Genetic technology reveals how poisonous mushrooms cook up toxins

November 12, 2007

Heather Hallen spent eight years looking for poison in all the wrong places. Alpha-amanitin is the poison of the death cap mushroom, Amanita phalloides. The Michigan State University plant biology research associate was looking for a big gene that makes a big enzyme that produces alpha-amanitin, since that’s how other fungi produce similar compounds. But after years of defeat, she and her team called in the big guns – new technology that sequences DNA about as fast as a death cap mushroom can kill.

The results: The discovery of remarkably small genes that produce the toxin – a unique pathway previously unknown in fungi.

The discovery is reported in today’s Proceedings of the National Academy of Sciences. It is work that not only solves a mystery of how some mushrooms make the toxin – but also sheds light on the underlying biochemical machinery. It might be possible one day to harness the mushroom genes to make novel chemicals that would be useful as new drugs.

“We think we have a factory that spits out lots of little sequences to make chemicals in Amanita mushrooms,” said Jonathan Walton, MSU plant biology professor who leads Hallen’s team. “Our work indicates that these mushrooms have evolved a mechanism to make dozens or even hundreds of new, previously unknown chemicals, besides the toxins that we know about.”

Of the thousands of species of mushrooms, only about 30 produce alpha-amanitin. Most of them look much like their edible cousins. But poisonous mushrooms are powerful in folklore and in history. In 54 A.D., Emperor Tiberius Claudius was fed a death cap mushroom by his wife Agrippina to put her son Nero on the throne of Rome.

Alpha-amanitin kills people by inhibiting an enzyme necessary for expression of most genes. Without the ability to synthesize new proteins, cells quickly grind to a halt. The intestinal tract and the liver are the hardest hit as they come into first contact with the toxin. By the time symptoms show up, a liver transplant is often the only hope.

Hallen, a mycologist, gathers mushrooms in the Michigan woods and often is called upon to help identify mushroom species for veterinarians, parents of small children and local hospitals – often in a desperate race to beat alpha-amanitin’s effects.

Walton’s lab works to understand the biochemical pathways by which natural products are
synthesized in fungi. Fungal natural products that benefit human health include penicillin and the immunosuppressant drug cyclosporin. Studying their biosynthesis could lead to the discovery and development of new medicines.
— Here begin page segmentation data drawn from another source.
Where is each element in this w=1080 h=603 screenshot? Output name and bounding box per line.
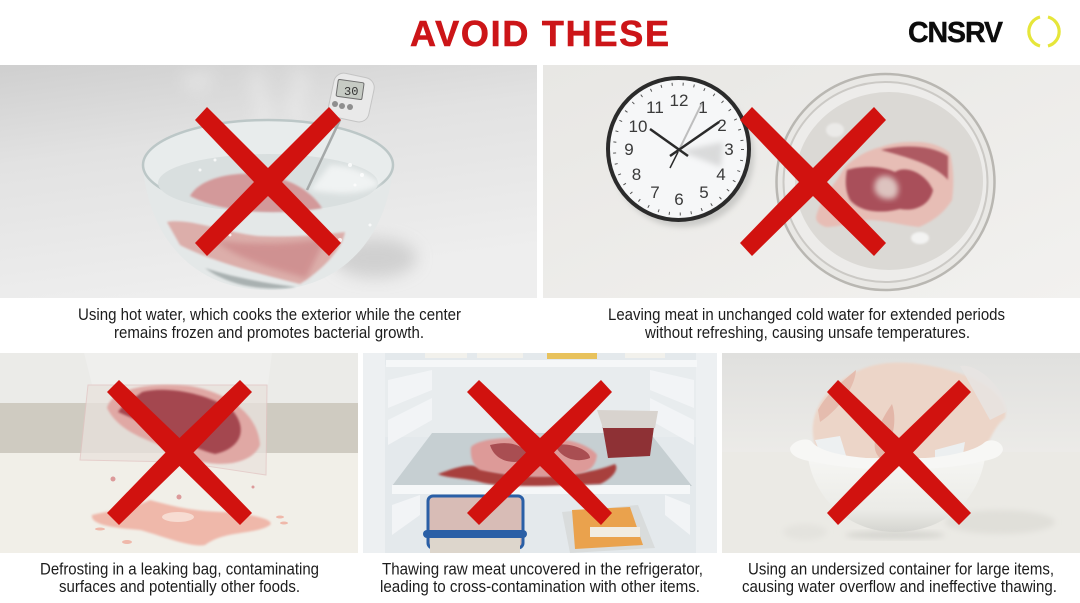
caption: hot water [78, 306, 461, 342]
red cross [740, 107, 886, 256]
clock: 3 [724, 140, 734, 159]
logo: CNSRV [908, 17, 1059, 49]
puddle and drips [92, 476, 288, 545]
bowl shadow [333, 238, 417, 278]
white bowl [790, 440, 1003, 532]
steak [107, 385, 260, 464]
lower steak [167, 221, 345, 284]
steam [189, 70, 301, 130]
clock: 1 [698, 98, 708, 117]
orange container [562, 505, 655, 553]
counter shadow and water [849, 512, 1052, 540]
bubbles [198, 158, 372, 242]
plastic bag [80, 384, 268, 476]
clock [608, 78, 754, 227]
red cross [827, 380, 971, 525]
clock: 5 [699, 183, 709, 202]
title: AVOID THESE [410, 13, 669, 54]
steak [816, 142, 953, 227]
spilled blood [438, 464, 616, 486]
clock: 12 [670, 91, 688, 110]
caption: uncovered in refrigerator [380, 560, 703, 596]
red cross [195, 107, 341, 256]
bowl with steak [776, 74, 994, 290]
glass bowl [143, 120, 393, 290]
caption: unchanged cold water: Leaving meat in unchanged cold water for extended periods [608, 306, 1005, 324]
meat container [597, 410, 658, 458]
caption: uncovered in refrigerator: Thawing raw meat uncovered in the refrigerator, [382, 560, 703, 578]
whole chicken [813, 363, 1006, 465]
raw steak [471, 438, 597, 477]
thermometer [307, 71, 376, 190]
caption: hot water: remains frozen and promotes bacterial growth. [114, 324, 424, 342]
clock: 7 [650, 183, 660, 202]
caption: uncovered in refrigerator: leading to cross-contamination with other items. [380, 578, 700, 596]
clock: 8 [632, 165, 641, 184]
caption: undersized container: causing water overflow and ineffective thawing. [742, 578, 1057, 596]
clock: 6 [674, 190, 684, 209]
red cross [107, 380, 252, 525]
upper steak [190, 174, 322, 212]
caption: hot water: Using hot water, which cooks the exterior while the center [78, 306, 461, 324]
caption: unchanged cold water: without refreshing, causing unsafe temperatures. [644, 324, 970, 342]
caption: unchanged cold water [608, 306, 1005, 342]
panel: unchanged cold water [543, 65, 1080, 298]
side rails [388, 370, 694, 535]
blue container [423, 496, 527, 553]
caption: leaking bag: Defrosting in a leaking bag, contaminating [40, 560, 319, 578]
clock: 11 [646, 98, 664, 117]
clock: 10 [629, 117, 647, 136]
clock: 4 [716, 165, 726, 184]
thermometer: 30 [344, 85, 358, 99]
panel: hot water [0, 65, 537, 298]
panel: leaking bag [0, 353, 358, 553]
red cross [467, 380, 612, 525]
glass shelf [392, 433, 692, 494]
caption: leaking bag: surfaces and potentially other foods. [59, 578, 300, 596]
panel: undersized container [722, 353, 1080, 553]
panel: uncovered in refrigerator [363, 353, 717, 553]
caption: undersized container [742, 560, 1057, 596]
clock: 2 [717, 116, 727, 135]
caption: undersized container: Using an undersized container for large items, [748, 560, 1054, 578]
top shelf items [386, 353, 697, 367]
clock: 9 [624, 140, 634, 159]
caption: leaking bag [40, 560, 319, 596]
logo: CNSRV: CNSRV [908, 17, 1003, 49]
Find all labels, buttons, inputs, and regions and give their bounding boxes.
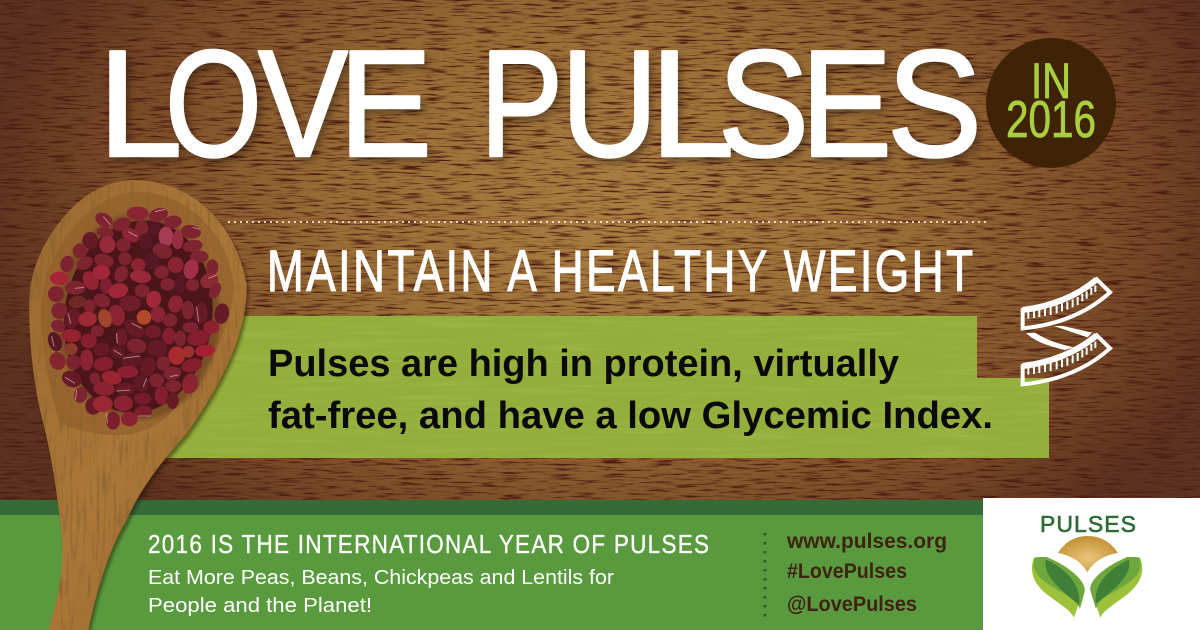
title: E [805,24,896,194]
right leaf [1090,557,1142,618]
panel text: Pulses are high in protein, virtually [268,343,899,385]
title: V [262,24,352,194]
wood background [0,0,1200,500]
badge: in 2016: IN [1031,53,1071,109]
heading: maintain a healthy weight: MAINTAIN A HEALTHY WEIGHT [267,238,973,303]
footer text: Eat More Peas, Beans, Chickpeas and Lentils for [148,566,614,589]
left leaf [1032,557,1085,618]
footer links: www.pulses.org [786,530,947,553]
title: S [722,24,813,194]
icon: measuring tape [1023,279,1110,384]
title [98,19,986,194]
spoon [29,180,247,630]
panel text [268,343,993,437]
logo box [983,498,1200,630]
title: E [339,19,432,189]
title: O [165,19,262,189]
title: P [484,24,567,194]
beans [45,205,231,430]
badge: in 2016: 2016 [1006,91,1096,149]
footer links: #LovePulses [787,560,907,583]
title: E [343,24,436,194]
logo icon [1032,536,1142,618]
title: L [98,19,183,189]
title: U [561,19,658,189]
footer heading: 2016 IS THE INTERNATIONAL YEAR OF PULSES [148,531,709,559]
title: L [654,24,739,194]
title: V [258,19,348,189]
title: L [650,19,735,189]
title: S [887,19,982,189]
logo wordmark: PULSES [1040,511,1136,537]
badge: in 2016 [986,38,1116,168]
green text panel [165,316,1049,458]
title: P [480,19,563,189]
title: E [801,19,892,189]
spoon with beans [20,175,260,630]
title: S [891,24,986,194]
title: U [565,24,662,194]
footer links [786,530,947,616]
dotted divider [228,221,990,223]
panel text: fat-free, and have a low Glycemic Index. [268,395,993,437]
footer text: People and the Planet! [148,594,372,617]
footer band [0,500,1200,630]
title: L [102,24,187,194]
spoon shadow [31,184,249,630]
title: S [718,19,809,189]
footer text [148,566,614,617]
footer links: @LovePulses [787,593,917,616]
title: O [169,24,266,194]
To find the elusive gene for alpha-amanitin, they used what they term “brute force” – a new machine at MSU that can sequence immense quantities of DNA quickly. The 454 LifeSciences pyrosequencer generates 100 Mb DNA sequence in one overnight run - twice the size of a fungal genome. Traditional sequencing methods require months to yield the same quantities. What they found was a gene that encodes the toxin directly – with no need to first synthesize an enzyme that in turn would make the toxin.

“The RNA goes in, and out comes the backbone of the toxin,” Hallen said. After its initial synthesis, the toxin is then modified in several ways by the mushroom to make it exceptionally poisonous.

Walton said the discovery poses some interesting evolutionary questions. For example, why do only some mushrooms produce this toxin" And how did a handful of other, unrelated mushrooms evolve the same trait" Finding the genes points to how the trait could appear in one mushroom, but not how it evolved in mushrooms that aren’t related to Amanita.

Hallen and Walton also see the doors opening to a diagnostic test that could use DNA to determine if a mushroom is toxic or not. Identifying a mushroom by shape and color alone is often impossible if the mushroom has been cooked or partially digested, yet rapid and accurate identification in an emergency room situation is critical.